COPE's by-law elimination suggestion would cause “chaos”, ex-cop says
A former cop has dismissed a suggestion that the City of Vancouver get rid of bylaws used by police to ticket and move along street people as “completely brainless thinking”.
Dave Jones, now a security consultant and former inspector overseeing the Vancouver Police Department's downtown district, was commenting on one of six “policy directions” adopted by members of the Coalition of Progressive Electors at their civic party’s policy conference on February 16.
According to a COPE news release, this policy direction calls for the “elimination of by-laws used by the VPD to police low-income and vulnerable people from public space”.
“I think it is an arrogance that is astonishing,” Jones said in a phone interview with the Straight. “You have people who purportedly represent the interest of the downtrodden but don’t let them speak for themselves.
“Seriously, we should throw out all rules,” Jones added sarcastically. “It’s a recipe for some degree of chaos.”
COPE executive director Sean Antrim said that this policy direction has yet to be fleshed out by a party committee. But Antrim also noted that a number of people believe having police go after poor people on the streets is “not an efficient use of the city’s money”.
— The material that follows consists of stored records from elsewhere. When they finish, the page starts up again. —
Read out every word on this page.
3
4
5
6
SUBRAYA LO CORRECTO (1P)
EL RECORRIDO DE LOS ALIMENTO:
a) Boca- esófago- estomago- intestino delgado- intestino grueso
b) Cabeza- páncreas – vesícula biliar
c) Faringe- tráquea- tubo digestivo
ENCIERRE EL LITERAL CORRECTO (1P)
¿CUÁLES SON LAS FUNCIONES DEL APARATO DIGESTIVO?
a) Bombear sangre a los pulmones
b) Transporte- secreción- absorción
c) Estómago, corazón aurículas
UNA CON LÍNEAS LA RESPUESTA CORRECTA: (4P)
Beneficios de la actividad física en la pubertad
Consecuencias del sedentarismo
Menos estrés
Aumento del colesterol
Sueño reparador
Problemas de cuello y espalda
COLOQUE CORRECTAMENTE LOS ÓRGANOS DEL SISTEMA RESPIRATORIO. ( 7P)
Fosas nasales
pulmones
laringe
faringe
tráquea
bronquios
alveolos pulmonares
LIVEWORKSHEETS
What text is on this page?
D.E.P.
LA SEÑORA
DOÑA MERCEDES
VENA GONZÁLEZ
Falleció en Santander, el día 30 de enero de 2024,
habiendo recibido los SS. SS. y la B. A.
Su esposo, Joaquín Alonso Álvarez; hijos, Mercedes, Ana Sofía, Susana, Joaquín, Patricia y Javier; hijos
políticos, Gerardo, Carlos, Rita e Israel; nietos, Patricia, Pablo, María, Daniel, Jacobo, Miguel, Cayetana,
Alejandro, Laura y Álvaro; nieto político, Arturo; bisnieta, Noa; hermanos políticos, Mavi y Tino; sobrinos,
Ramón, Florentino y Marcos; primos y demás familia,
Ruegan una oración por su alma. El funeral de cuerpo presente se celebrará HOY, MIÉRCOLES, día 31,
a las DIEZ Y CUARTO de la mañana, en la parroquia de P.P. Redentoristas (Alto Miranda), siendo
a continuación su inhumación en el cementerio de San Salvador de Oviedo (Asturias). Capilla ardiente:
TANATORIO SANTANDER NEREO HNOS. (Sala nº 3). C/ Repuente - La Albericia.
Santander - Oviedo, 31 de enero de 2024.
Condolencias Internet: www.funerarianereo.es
“Obviously the police department enforces different laws to different extents,” Antrim told the Straight by phone. “These ones [bylaws] seem to have been really amped up. They’ve increased the amount of ticketing that they’re doing at the Downtown Eastside.”
Pivot Legal Society is currently challenging in court the constitutionality of three City of Vancouver bylaws that prohibit sleeping on the streets and city properties.